De acuerdo con el Dr. Juan Ricardo Márquez, director científico del Instituto de Coloproctología el diagnóstico se puede realizar a través de un análisis de sangre, análisis de heces, ecografías, entre otras.

La colonoscopia es la técnica necesaria para establecer el diagnóstico de esta enfermedad ya que permite visualizar de forma directa la mucosa intestinal (capa más interna del intestino) y obtener biopsias que resultan fundamentales para identificar, no solo las zonas del intestino que están inflamadas, sino también la gravedad de las lesiones, ya que esto permite iniciar el tratamiento más adecuado de forma individualizada.

Tratamiento para una mejor calidad de vida

Aunque la enfermedad es crónica y aún incurable, la EII es posible de controlar gracias a tratamientos adecuados que permiten recuperar la calidad de vida, la autonomía y libertad de los pacientes.

Existen diferentes opciones de tratamiento dependiendo el tipo de enfermedad (colitis ulcerativa crónica idiopática o enfermedad de Crohn), la localización, el grado de la actividad inflamatoria (leve, moderada o grave), la edad del paciente, las comorbilidades y las manifestaciones extraintestinales, los síntomas y la respuesta a medicamentos previos.
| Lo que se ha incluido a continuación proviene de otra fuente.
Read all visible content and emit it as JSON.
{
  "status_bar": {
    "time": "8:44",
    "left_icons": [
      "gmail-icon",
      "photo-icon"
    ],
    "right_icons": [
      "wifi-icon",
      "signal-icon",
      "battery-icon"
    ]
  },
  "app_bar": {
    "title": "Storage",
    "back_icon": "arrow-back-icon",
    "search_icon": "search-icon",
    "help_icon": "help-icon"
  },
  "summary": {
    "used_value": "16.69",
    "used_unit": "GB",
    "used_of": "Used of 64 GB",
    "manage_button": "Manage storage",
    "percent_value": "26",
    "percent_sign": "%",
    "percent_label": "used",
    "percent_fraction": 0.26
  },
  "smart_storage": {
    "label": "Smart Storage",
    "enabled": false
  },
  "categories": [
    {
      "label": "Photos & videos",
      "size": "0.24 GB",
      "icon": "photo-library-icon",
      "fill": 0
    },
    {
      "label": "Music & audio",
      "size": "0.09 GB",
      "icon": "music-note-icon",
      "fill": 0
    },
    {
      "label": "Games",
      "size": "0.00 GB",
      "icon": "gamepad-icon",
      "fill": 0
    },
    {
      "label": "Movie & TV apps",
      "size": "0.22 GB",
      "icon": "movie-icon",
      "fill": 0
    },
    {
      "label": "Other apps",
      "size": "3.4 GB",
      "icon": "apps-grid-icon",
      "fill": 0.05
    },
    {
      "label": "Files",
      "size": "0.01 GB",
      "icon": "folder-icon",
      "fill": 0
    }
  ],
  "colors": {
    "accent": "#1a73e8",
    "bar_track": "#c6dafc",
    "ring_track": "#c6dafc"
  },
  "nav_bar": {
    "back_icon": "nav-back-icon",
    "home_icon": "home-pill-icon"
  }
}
Es recomendable que, ante la aparición de algunos de los síntomas antes mencionados, los pacientes consulten con un especialista gastroenterólogo o coloproctólogo. El especialista determinará las evaluaciones clínicas a las que deberá someterse el paciente y, con ello, realizará un diagnóstico preciso y oportuno para iniciar en tratamiento adecuado.

Es importante investigar la fuente del problema para evitar que la enfermedad empeore con el tiempo, generando lesiones intestinales graves que, a menudo, comprometen el órgano de forma permanente.